Recent approaches to radiation sensitization have moved away from manipulation of DNA repair pathways to modifications of cell survival pathways. Cell survival following radiation therapy is a complex process that may be adversely impacted by apoptosis and senescence. Signal transduction pathways important in promoting cell survival include the RAS, RAF, NFκB, STAT and PI3K mediated pathways. Individual pathway activations vary in tumors and drugs that modify these pathways, which in theory, may promote tumor cell death in response to radiation in a patient specific manner. Accurate biomarkers for predicting individual tumor responses to such inhibitors are needed.18
Epigenetic changes also play important roles in the development of cancers by effecting differentiation and apoptotic pathways. Specifically, modifications of histone lysines by acetylation and deacetylation effect the expression of genes integral to tumor progression. Histone deacetylase (HDAC) inhibitors have been shown to be potent radiation sensitizers. They may also offer further enhancement of the therapeutic index by protecting adjacent normal tissues,19 an important consideration in hypofractionated radiation therapy. Future work will define the subset of isoforms that are overexpressed in individual tumors and those that are targets for radiation sensitization.

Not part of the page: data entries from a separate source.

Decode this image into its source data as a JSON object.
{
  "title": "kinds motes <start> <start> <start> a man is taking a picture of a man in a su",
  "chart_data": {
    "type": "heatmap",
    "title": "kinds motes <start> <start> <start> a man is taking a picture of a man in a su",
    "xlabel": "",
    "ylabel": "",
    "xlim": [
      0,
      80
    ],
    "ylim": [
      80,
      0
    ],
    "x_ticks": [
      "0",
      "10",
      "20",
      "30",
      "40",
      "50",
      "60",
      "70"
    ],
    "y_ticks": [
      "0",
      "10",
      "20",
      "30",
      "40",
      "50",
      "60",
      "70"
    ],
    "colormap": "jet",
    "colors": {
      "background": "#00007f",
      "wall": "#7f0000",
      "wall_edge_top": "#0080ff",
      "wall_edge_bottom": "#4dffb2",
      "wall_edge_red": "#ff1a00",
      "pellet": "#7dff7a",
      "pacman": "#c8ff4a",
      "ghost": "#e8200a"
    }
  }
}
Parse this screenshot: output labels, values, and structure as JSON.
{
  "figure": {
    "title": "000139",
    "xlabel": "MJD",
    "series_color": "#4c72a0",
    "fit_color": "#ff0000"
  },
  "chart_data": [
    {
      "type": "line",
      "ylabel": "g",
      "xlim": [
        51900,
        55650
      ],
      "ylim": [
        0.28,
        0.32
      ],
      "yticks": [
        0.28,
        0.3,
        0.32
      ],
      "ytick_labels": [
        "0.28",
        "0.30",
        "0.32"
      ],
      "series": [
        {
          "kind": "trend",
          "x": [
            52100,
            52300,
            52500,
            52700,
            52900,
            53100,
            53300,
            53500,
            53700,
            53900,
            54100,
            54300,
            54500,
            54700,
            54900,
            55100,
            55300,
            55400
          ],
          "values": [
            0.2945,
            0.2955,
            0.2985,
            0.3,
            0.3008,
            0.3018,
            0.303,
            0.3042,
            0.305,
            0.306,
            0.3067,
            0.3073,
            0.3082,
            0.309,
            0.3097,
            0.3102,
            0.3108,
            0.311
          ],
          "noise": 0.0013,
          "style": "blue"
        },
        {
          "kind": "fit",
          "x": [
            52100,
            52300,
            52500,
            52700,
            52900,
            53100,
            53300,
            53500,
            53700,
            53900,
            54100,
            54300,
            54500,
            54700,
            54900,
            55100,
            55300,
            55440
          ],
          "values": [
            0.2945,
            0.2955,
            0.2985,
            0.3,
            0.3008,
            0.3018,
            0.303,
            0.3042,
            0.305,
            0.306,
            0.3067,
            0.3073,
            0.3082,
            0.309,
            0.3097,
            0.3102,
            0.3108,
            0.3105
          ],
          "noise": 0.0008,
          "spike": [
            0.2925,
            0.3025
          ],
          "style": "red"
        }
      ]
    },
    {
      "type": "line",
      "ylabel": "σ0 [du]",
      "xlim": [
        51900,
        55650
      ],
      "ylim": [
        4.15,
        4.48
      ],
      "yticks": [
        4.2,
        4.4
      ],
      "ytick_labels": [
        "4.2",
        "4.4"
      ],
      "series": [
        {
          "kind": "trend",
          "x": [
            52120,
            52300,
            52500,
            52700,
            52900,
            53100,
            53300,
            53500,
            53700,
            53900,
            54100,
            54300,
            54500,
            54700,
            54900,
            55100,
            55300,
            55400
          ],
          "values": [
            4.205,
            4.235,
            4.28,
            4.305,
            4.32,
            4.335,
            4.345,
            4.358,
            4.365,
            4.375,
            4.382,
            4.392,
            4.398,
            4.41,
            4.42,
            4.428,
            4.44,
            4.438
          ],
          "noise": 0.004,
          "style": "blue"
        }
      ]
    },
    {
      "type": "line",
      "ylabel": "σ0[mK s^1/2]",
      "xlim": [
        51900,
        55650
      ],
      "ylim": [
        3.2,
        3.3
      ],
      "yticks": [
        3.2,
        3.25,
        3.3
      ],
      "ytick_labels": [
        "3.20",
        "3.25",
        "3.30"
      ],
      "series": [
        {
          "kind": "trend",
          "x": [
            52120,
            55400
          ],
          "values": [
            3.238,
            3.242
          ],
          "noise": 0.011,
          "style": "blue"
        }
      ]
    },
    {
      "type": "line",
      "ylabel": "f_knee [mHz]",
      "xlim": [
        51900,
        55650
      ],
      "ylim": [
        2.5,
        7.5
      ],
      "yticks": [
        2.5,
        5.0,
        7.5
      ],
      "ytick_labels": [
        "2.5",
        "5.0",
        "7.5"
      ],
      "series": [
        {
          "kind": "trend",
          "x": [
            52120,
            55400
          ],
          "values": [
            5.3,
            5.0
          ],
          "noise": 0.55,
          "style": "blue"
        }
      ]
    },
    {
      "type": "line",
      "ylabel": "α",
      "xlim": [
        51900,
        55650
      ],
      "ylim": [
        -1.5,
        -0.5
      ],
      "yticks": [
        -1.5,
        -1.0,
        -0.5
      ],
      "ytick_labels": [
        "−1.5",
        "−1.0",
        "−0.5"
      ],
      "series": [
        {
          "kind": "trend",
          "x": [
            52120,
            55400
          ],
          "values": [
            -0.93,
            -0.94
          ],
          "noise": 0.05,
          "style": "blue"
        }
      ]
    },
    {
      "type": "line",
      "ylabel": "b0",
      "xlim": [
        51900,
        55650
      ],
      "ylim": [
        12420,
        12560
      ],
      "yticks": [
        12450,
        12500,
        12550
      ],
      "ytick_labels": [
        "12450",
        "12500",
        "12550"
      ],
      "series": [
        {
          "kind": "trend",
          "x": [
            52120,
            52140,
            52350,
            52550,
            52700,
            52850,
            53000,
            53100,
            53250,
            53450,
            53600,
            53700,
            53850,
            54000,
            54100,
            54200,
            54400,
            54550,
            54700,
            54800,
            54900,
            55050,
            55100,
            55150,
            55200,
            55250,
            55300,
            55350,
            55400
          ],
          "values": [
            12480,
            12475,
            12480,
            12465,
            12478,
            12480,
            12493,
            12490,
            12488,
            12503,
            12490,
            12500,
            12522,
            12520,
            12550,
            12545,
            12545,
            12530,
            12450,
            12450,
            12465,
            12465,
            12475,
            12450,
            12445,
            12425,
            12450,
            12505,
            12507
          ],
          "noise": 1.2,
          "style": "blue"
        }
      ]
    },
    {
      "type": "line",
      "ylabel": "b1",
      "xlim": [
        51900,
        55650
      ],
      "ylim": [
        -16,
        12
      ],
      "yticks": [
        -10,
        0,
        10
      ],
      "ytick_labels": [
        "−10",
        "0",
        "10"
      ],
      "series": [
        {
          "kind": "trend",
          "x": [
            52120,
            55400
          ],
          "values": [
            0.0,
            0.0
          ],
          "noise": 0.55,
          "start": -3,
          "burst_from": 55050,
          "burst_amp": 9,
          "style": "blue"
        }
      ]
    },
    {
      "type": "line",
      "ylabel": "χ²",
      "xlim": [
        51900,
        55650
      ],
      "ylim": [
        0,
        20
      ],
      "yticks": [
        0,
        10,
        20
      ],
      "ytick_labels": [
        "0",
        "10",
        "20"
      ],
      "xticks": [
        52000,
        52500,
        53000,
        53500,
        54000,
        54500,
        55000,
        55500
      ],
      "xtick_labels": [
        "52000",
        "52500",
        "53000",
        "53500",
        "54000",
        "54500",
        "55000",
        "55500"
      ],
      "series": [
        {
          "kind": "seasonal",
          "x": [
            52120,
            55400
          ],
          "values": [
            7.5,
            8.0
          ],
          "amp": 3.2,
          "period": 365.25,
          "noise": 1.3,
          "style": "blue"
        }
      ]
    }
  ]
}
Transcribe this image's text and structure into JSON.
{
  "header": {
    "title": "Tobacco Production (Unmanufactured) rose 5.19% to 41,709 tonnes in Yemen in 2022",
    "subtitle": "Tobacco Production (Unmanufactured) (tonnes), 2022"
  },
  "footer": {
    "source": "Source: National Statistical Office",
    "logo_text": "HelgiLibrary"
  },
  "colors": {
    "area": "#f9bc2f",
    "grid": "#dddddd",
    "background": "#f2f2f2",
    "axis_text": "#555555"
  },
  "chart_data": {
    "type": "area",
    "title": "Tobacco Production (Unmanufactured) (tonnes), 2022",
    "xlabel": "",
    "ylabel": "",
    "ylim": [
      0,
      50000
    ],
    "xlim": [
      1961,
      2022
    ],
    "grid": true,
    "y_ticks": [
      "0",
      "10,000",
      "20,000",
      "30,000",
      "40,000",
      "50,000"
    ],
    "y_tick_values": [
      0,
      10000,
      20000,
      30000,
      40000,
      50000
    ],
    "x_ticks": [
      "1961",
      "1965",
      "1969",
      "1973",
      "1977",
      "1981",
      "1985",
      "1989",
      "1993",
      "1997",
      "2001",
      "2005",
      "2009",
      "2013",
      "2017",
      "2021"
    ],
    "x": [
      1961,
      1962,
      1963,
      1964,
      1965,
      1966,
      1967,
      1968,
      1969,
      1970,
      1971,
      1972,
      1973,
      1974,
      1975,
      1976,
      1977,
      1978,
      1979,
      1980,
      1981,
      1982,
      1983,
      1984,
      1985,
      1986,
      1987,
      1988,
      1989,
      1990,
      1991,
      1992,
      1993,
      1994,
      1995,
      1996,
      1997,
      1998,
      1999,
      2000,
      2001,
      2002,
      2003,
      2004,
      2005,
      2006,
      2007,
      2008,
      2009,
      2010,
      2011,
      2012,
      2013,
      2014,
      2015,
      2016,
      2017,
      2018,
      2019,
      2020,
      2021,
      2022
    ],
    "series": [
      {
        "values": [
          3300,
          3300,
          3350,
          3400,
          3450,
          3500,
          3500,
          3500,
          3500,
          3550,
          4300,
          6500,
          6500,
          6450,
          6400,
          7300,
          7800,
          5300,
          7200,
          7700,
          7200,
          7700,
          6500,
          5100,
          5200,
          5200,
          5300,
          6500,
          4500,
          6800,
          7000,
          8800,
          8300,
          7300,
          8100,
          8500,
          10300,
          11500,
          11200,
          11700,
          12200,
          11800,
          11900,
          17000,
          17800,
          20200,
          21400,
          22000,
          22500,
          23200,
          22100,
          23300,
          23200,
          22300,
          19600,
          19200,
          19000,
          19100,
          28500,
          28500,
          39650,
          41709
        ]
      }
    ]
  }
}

The goal of radiation sensitization is to maximize tumor responses while minimizing normal tissue toxicity. Currently, clinical experience allows us to choose radiation sensitizers for a given type of tumor for use with standard radiation fractionation. Current research focuses on defining the pathways of radiation resistance, so more individualized radiation fractionation schemes and sensitizers can be developed. We look toward integrating the new, -omic technologies to afford us the opportunity to define the tumor genomic make-up and predict its response to radiation. We should prepare to incorporate such information into personalized patient care.